Le souligné est de l’auteur. Remarquer qu’il dit qu’on a le devoir, non pas seulement le droit, de dénoncer le système et qu’il faut le changer, non pas le rapiécer. Quant aux “je suis bien... ça ne me regarde pas... je mène ma petite vie bien tranquille… ne ressemblent-ils pas un peu au pharisien et au lévite qui ont précédé le samaritain sur le chemin au bord duquel un homme gémissait, blessé par les voleurs ? Nous connaissons tous ce blessé, et la clique de voleurs est bien connue aussi des créditistes. Tout le monde voit le blessé, mais —
“On passe sur la route de Jérusalem à Jéricho les yeux levés au ciel, on pleure de pitié sur la nature blessée ; on n’ose pas poser sur sa chair malade les onguents de la justice ; on respecte tant son mal qu’on tient pour séduction de l’esprit du monde l’effort d’y remédier en tâchant de soumettre les choses terrestres et sociales à l’ordre de l’Évangile et de la raison”. (Ibid.)
Nous prenons, la liberté de recommander ces dernières réflexions du grand philosophe thomiste à ceux qui, après avoir taxé le Crédit Social de communisme, l’accuse de n’être que du matérialisme sordide.

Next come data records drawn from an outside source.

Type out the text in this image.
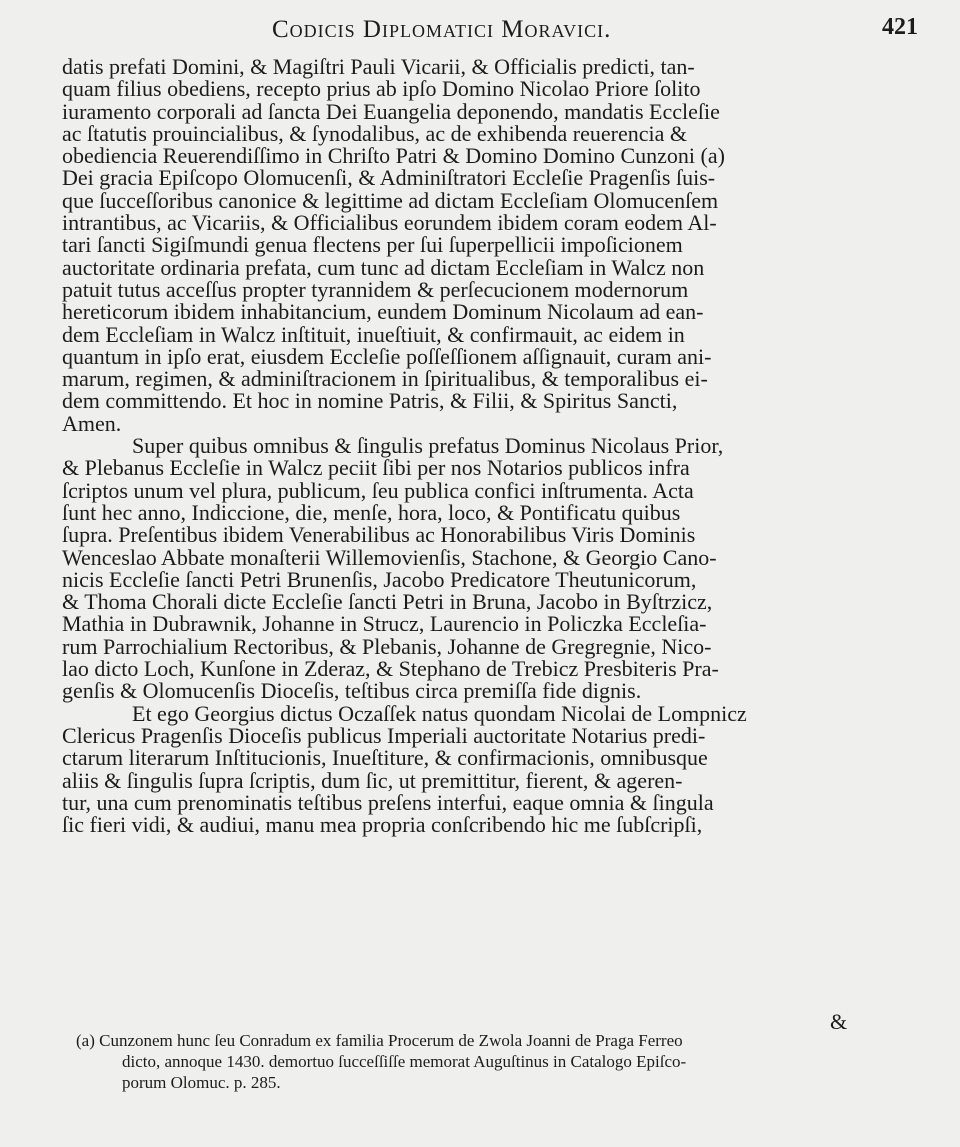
Codicis Diplomatici Moravici.	421
datis prefati Domini, & Magiſtri Pauli Vicarii, & Officialis predicti, tan-
quam filius obediens, recepto prius ab ipſo Domino Nicolao Priore ſolito
iuramento corporali ad ſancta Dei Euangelia deponendo, mandatis Eccleſie
ac ſtatutis prouincialibus, & ſynodalibus, ac de exhibenda reuerencia &
obediencia Reuerendiſſimo in Chriſto Patri & Domino Domino Cunzoni (a)
Dei gracia Epiſcopo Olomucenſi, & Adminiſtratori Eccleſie Pragenſis ſuis-
que ſucceſſoribus canonice & legittime ad dictam Eccleſiam Olomucenſem
intrantibus, ac Vicariis, & Officialibus eorundem ibidem coram eodem Al-
tari ſancti Sigiſmundi genua flectens per ſui ſuperpellicii impoſicionem
auctoritate ordinaria prefata, cum tunc ad dictam Eccleſiam in Walcz non
patuit tutus acceſſus propter tyrannidem & perſecucionem modernorum
hereticorum ibidem inhabitancium, eundem Dominum Nicolaum ad ean-
dem Eccleſiam in Walcz inſtituit, inueſtiuit, & confirmauit, ac eidem in
quantum in ipſo erat, eiusdem Eccleſie poſſeſſionem aſſignauit, curam ani-
marum, regimen, & adminiſtracionem in ſpiritualibus, & temporalibus ei-
dem committendo. Et hoc in nomine Patris, & Filii, & Spiritus Sancti,
Amen.
Super quibus omnibus & ſingulis prefatus Dominus Nicolaus Prior,
& Plebanus Eccleſie in Walcz peciit ſibi per nos Notarios publicos infra
ſcriptos unum vel plura, publicum, ſeu publica confici inſtrumenta. Acta
ſunt hec anno, Indiccione, die, menſe, hora, loco, & Pontificatu quibus
ſupra. Preſentibus ibidem Venerabilibus ac Honorabilibus Viris Dominis
Wenceslao Abbate monaſterii Willemovienſis, Stachone, & Georgio Cano-
nicis Eccleſie ſancti Petri Brunenſis, Jacobo Predicatore Theutunicorum,
& Thoma Chorali dicte Eccleſie ſancti Petri in Bruna, Jacobo in Byſtrzicz,
Mathia in Dubrawnik, Johanne in Strucz, Laurencio in Policzka Eccleſia-
rum Parrochialium Rectoribus, & Plebanis, Johanne de Gregregnie, Nico-
lao dicto Loch, Kunſone in Zderaz, & Stephano de Trebicz Presbiteris Pra-
genſis & Olomucenſis Dioceſis, teſtibus circa premiſſa fide dignis.
Et ego Georgius dictus Oczaſſek natus quondam Nicolai de Lompnicz
Clericus Pragenſis Dioceſis publicus Imperiali auctoritate Notarius predi-
ctarum literarum Inſtitucionis, Inueſtiture, & confirmacionis, omnibusque
aliis & ſingulis ſupra ſcriptis, dum ſic, ut premittitur, fierent, & ageren-
tur, una cum prenominatis teſtibus preſens interfui, eaque omnia & ſingula
ſic fieri vidi, & audiui, manu mea propria conſcribendo hic me ſubſcripſi,
&
(a) Cunzonem hunc ſeu Conradum ex familia Procerum de Zwola Joanni de Praga Ferreo
dicto, annoque 1430. demortuo ſucceſſiſſe memorat Auguſtinus in Catalogo Epiſco-
porum Olomuc. p. 285.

En relisant cet article, qui est déjà bien long pour un sujet si sérieux, nous sentons que la thèse soutenue au début — que, pour réaliser la fin du système économique, tout le monde doit avoir le nécessaire garanti — aurait besoin d’être développée, comme aussi il faudrait montrer en quoi le Crédit Social le fait. Nous devons remettre au prochain numéro. Nous démontrerons comment le Crédit Social possède la bonne formule pour permettre à la propriété privée de remplir facilement sa fonction sociale, comment il allie merveilleusement les exigences de la loi de la propriété privée avec celles de la loi de l’usage commun ; comment, par conséquent, il s’oppose efficacement à la fois aux abus du capitalisme et au communisme. Nous insisterons sur son respect de la personne humaine et sur la forme magnifique de coopération nationale qu’il constitue.